Tomorrow’s Bosses was test run last summer by a handful of Rochester kids. The take-homes?
Henry, age 14: “Thank you for showing me the process of running and maintaining a successful business. I’m sure it will help me out in the future.”
Olivia, age 13, “I learned if you want to start your own company you should find something you love and make a business.”
Or take Derrick Chapman, the local restaurant owner who toured Olivia through his Twisted Barrel Wood Fired Pizza food truck on a blistering summer afternoon, who remarked, “Having an aspiring entrepreneur watch and ask questions gives me hope as a business owner!”
Berg founded Tomorrow’s Bosses after seeing an unfilled need in the market. She wanted to register her son for business classes, but found nothing was available for his age group. And so Tomorrow’s Bosses was born from one mom seeking to help her son with his future.

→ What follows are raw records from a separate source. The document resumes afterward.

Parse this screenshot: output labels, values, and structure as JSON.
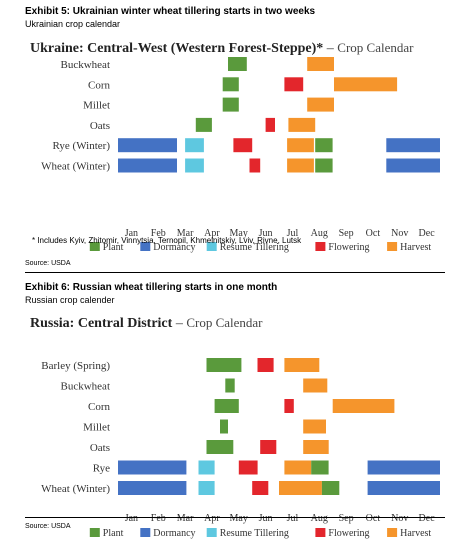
{
  "exhibits": [
    {
      "title": "Exhibit 5: Ukrainian winter wheat tillering starts in two weeks",
      "subtitle": "Ukrainian crop calendar",
      "note": "* Includes Kyiv, Zhitomir, Vinnytsia, Ternopil, Khmelnitskiy, Lviv, Rivne, Lutsk",
      "source": "Source: USDA"
    },
    {
      "title": "Exhibit 6: Russian wheat tillering starts in one month",
      "subtitle": "Russian crop calender",
      "source": "Source: USDA"
    }
  ],
  "colors": {
    "Plant": "#5a9a3c",
    "Dormancy": "#4472c4",
    "Resume Tillering": "#5ec8e0",
    "Flowering": "#e3262c",
    "Harvest": "#f5952c"
  },
  "chart_data": [
    {
      "type": "gantt",
      "title_bold": "Ukraine: Central-West (Western Forest-Steppe)*",
      "title_dash": " – ",
      "title_rest": "Crop Calendar",
      "months": [
        "Jan",
        "Feb",
        "Mar",
        "Apr",
        "May",
        "Jun",
        "Jul",
        "Aug",
        "Sep",
        "Oct",
        "Nov",
        "Dec"
      ],
      "xlim": [
        1,
        13
      ],
      "legend": [
        "Plant",
        "Dormancy",
        "Resume Tillering",
        "Flowering",
        "Harvest"
      ],
      "crops": [
        {
          "name": "Buckwheat",
          "bars": [
            {
              "stage": "Plant",
              "start": 5.1,
              "end": 5.8
            },
            {
              "stage": "Harvest",
              "start": 8.05,
              "end": 9.05
            }
          ]
        },
        {
          "name": "Corn",
          "bars": [
            {
              "stage": "Plant",
              "start": 4.9,
              "end": 5.5
            },
            {
              "stage": "Flowering",
              "start": 7.2,
              "end": 7.9
            },
            {
              "stage": "Harvest",
              "start": 9.05,
              "end": 11.4
            }
          ]
        },
        {
          "name": "Millet",
          "bars": [
            {
              "stage": "Plant",
              "start": 4.9,
              "end": 5.5
            },
            {
              "stage": "Harvest",
              "start": 8.05,
              "end": 9.05
            }
          ]
        },
        {
          "name": "Oats",
          "bars": [
            {
              "stage": "Plant",
              "start": 3.9,
              "end": 4.5
            },
            {
              "stage": "Flowering",
              "start": 6.5,
              "end": 6.85
            },
            {
              "stage": "Harvest",
              "start": 7.35,
              "end": 8.35
            }
          ]
        },
        {
          "name": "Rye (Winter)",
          "bars": [
            {
              "stage": "Dormancy",
              "start": 1.0,
              "end": 3.2
            },
            {
              "stage": "Resume Tillering",
              "start": 3.5,
              "end": 4.2
            },
            {
              "stage": "Flowering",
              "start": 5.3,
              "end": 6.0
            },
            {
              "stage": "Harvest",
              "start": 7.3,
              "end": 8.3
            },
            {
              "stage": "Plant",
              "start": 8.35,
              "end": 9.0
            },
            {
              "stage": "Dormancy",
              "start": 11.0,
              "end": 13.0
            }
          ]
        },
        {
          "name": "Wheat (Winter)",
          "bars": [
            {
              "stage": "Dormancy",
              "start": 1.0,
              "end": 3.2
            },
            {
              "stage": "Resume Tillering",
              "start": 3.5,
              "end": 4.2
            },
            {
              "stage": "Flowering",
              "start": 5.9,
              "end": 6.3
            },
            {
              "stage": "Harvest",
              "start": 7.3,
              "end": 8.3
            },
            {
              "stage": "Plant",
              "start": 8.35,
              "end": 9.0
            },
            {
              "stage": "Dormancy",
              "start": 11.0,
              "end": 13.0
            }
          ]
        }
      ]
    },
    {
      "type": "gantt",
      "title_bold": "Russia: Central District",
      "title_dash": " – ",
      "title_rest": "Crop Calendar",
      "months": [
        "Jan",
        "Feb",
        "Mar",
        "Apr",
        "May",
        "Jun",
        "Jul",
        "Aug",
        "Sep",
        "Oct",
        "Nov",
        "Dec"
      ],
      "xlim": [
        1,
        13
      ],
      "legend": [
        "Plant",
        "Dormancy",
        "Resume Tillering",
        "Flowering",
        "Harvest"
      ],
      "crops": [
        {
          "name": "Barley (Spring)",
          "bars": [
            {
              "stage": "Plant",
              "start": 4.3,
              "end": 5.6
            },
            {
              "stage": "Flowering",
              "start": 6.2,
              "end": 6.8
            },
            {
              "stage": "Harvest",
              "start": 7.2,
              "end": 8.5
            }
          ]
        },
        {
          "name": "Buckwheat",
          "bars": [
            {
              "stage": "Plant",
              "start": 5.0,
              "end": 5.35
            },
            {
              "stage": "Harvest",
              "start": 7.9,
              "end": 8.8
            }
          ]
        },
        {
          "name": "Corn",
          "bars": [
            {
              "stage": "Plant",
              "start": 4.6,
              "end": 5.5
            },
            {
              "stage": "Flowering",
              "start": 7.2,
              "end": 7.55
            },
            {
              "stage": "Harvest",
              "start": 9.0,
              "end": 11.3
            }
          ]
        },
        {
          "name": "Millet",
          "bars": [
            {
              "stage": "Plant",
              "start": 4.8,
              "end": 5.1
            },
            {
              "stage": "Harvest",
              "start": 7.9,
              "end": 8.75
            }
          ]
        },
        {
          "name": "Oats",
          "bars": [
            {
              "stage": "Plant",
              "start": 4.3,
              "end": 5.3
            },
            {
              "stage": "Flowering",
              "start": 6.3,
              "end": 6.9
            },
            {
              "stage": "Harvest",
              "start": 7.9,
              "end": 8.85
            }
          ]
        },
        {
          "name": "Rye",
          "bars": [
            {
              "stage": "Dormancy",
              "start": 1.0,
              "end": 3.55
            },
            {
              "stage": "Resume Tillering",
              "start": 4.0,
              "end": 4.6
            },
            {
              "stage": "Flowering",
              "start": 5.5,
              "end": 6.2
            },
            {
              "stage": "Harvest",
              "start": 7.2,
              "end": 8.2
            },
            {
              "stage": "Plant",
              "start": 8.2,
              "end": 8.85
            },
            {
              "stage": "Dormancy",
              "start": 10.3,
              "end": 13.0
            }
          ]
        },
        {
          "name": "Wheat (Winter)",
          "bars": [
            {
              "stage": "Dormancy",
              "start": 1.0,
              "end": 3.55
            },
            {
              "stage": "Resume Tillering",
              "start": 4.0,
              "end": 4.6
            },
            {
              "stage": "Flowering",
              "start": 6.0,
              "end": 6.6
            },
            {
              "stage": "Harvest",
              "start": 7.0,
              "end": 8.6
            },
            {
              "stage": "Plant",
              "start": 8.6,
              "end": 9.25
            },
            {
              "stage": "Dormancy",
              "start": 10.3,
              "end": 13.0
            }
          ]
        }
      ]
    }
  ]
}
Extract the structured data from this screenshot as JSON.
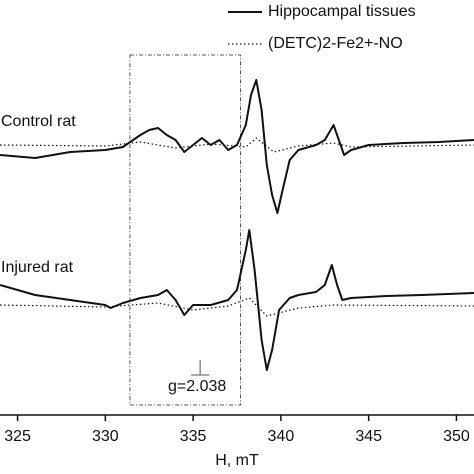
{
  "chart_data": {
    "type": "line",
    "xlabel": "H, mT",
    "xlim": [
      324,
      351
    ],
    "xticks": [
      325,
      330,
      335,
      340,
      345,
      350
    ],
    "ylim": [
      0,
      415
    ],
    "legend_position": "upper right",
    "legend": [
      {
        "name": "Hippocampal tissues",
        "color": "#111111",
        "style": "solid"
      },
      {
        "name": "(DETC)2-Fe2+-NO",
        "color": "#111111",
        "style": "dotted"
      }
    ],
    "groups": [
      {
        "label": "Control rat",
        "traces": [
          {
            "x": [
              324,
              326,
              328,
              330,
              331,
              332,
              332.5,
              333,
              333.5,
              334,
              334.5,
              335,
              335.5,
              336,
              336.5,
              337,
              337.5,
              338,
              338.3,
              338.6,
              338.9,
              339.2,
              339.5,
              339.8,
              340.1,
              340.5,
              341,
              342,
              342.5,
              343,
              343.3,
              343.6,
              344,
              345,
              347,
              349,
              351
            ],
            "values": [
              260,
              257,
              263,
              265,
              268,
              280,
              285,
              287,
              280,
              275,
              263,
              270,
              277,
              270,
              275,
              265,
              270,
              290,
              320,
              335,
              305,
              250,
              220,
              202,
              225,
              255,
              265,
              270,
              275,
              290,
              275,
              260,
              265,
              270,
              272,
              273,
              275
            ]
          },
          {
            "x": [
              324,
              330,
              332,
              334,
              336,
              338,
              338.6,
              339.6,
              341,
              343,
              344,
              351
            ],
            "values": [
              270,
              269,
              273,
              267,
              271,
              268,
              277,
              263,
              269,
              272,
              268,
              270
            ]
          }
        ]
      },
      {
        "label": "Injured rat",
        "traces": [
          {
            "x": [
              324,
              326,
              328,
              330,
              330.3,
              331,
              332,
              333,
              333.5,
              334,
              334.5,
              335,
              336,
              337,
              337.5,
              338,
              338.2,
              338.5,
              338.9,
              339.2,
              339.5,
              339.9,
              340.5,
              341,
              342,
              342.5,
              342.9,
              343.2,
              343.5,
              344,
              346,
              348,
              351
            ],
            "values": [
              130,
              120,
              115,
              110,
              107,
              112,
              117,
              120,
              125,
              115,
              100,
              110,
              110,
              115,
              125,
              165,
              185,
              145,
              75,
              45,
              65,
              105,
              117,
              120,
              123,
              130,
              150,
              130,
              115,
              117,
              119,
              120,
              122
            ]
          },
          {
            "x": [
              324,
              330,
              333,
              335,
              337,
              338.2,
              339.2,
              341,
              343,
              351
            ],
            "values": [
              110,
              108,
              112,
              105,
              109,
              117,
              99,
              107,
              110,
              109
            ]
          }
        ]
      }
    ],
    "box": [
      331.4,
      337.7
    ],
    "annotation": {
      "text": "g=2.038",
      "x": 335.4
    }
  }
}
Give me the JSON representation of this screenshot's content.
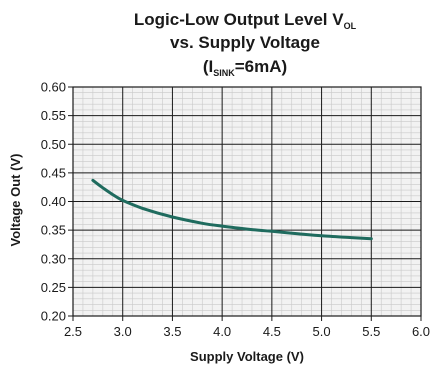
{
  "chart_data": {
    "type": "line",
    "title_line1": "Logic-Low Output Level V",
    "title_line1_sub": "OL",
    "title_line2": "vs. Supply Voltage",
    "title_line3_open": "(I",
    "title_line3_sub": "SINK",
    "title_line3_rest": "=6mA)",
    "xlabel": "Supply Voltage (V)",
    "ylabel": "Voltage Out (V)",
    "xlim": [
      2.5,
      6.0
    ],
    "ylim": [
      0.2,
      0.6
    ],
    "x_major_ticks": [
      "2.5",
      "3.0",
      "3.5",
      "4.0",
      "4.5",
      "5.0",
      "5.5",
      "6.0"
    ],
    "y_major_ticks": [
      "0.20",
      "0.25",
      "0.30",
      "0.35",
      "0.40",
      "0.45",
      "0.50",
      "0.55",
      "0.60"
    ],
    "grid": true,
    "series_color": "#1f6b5e",
    "series": [
      {
        "x": [
          2.7,
          2.8,
          2.9,
          3.0,
          3.2,
          3.5,
          3.8,
          4.0,
          4.3,
          4.5,
          4.8,
          5.0,
          5.3,
          5.5
        ],
        "y": [
          0.437,
          0.424,
          0.412,
          0.402,
          0.388,
          0.373,
          0.362,
          0.357,
          0.351,
          0.348,
          0.343,
          0.34,
          0.337,
          0.335
        ]
      }
    ]
  }
}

In Rochester, most kids grow up with doctor dads and engineer moms. But not everyone does. And what about those kids who want something else? What about kids who are natural-born leaders? Those who stand out from the crowd but who aren’t interested in medicine? And what of helping our community grow its economy beyond Mayo and IBM? Aren’t entrepreneurial pursuits one answer to that ongoing growth conundrum which our community faces?
Tomorrow’s Bosses launches this summer and has a one-time offer: all classes are free to those youth who qualify for scholarship. An exclusive few will be selected by Berg and a panel of entrepreneurs. All kids need do is apply, and all they need to do to qualify is exemplify the traits of an entrepreneur.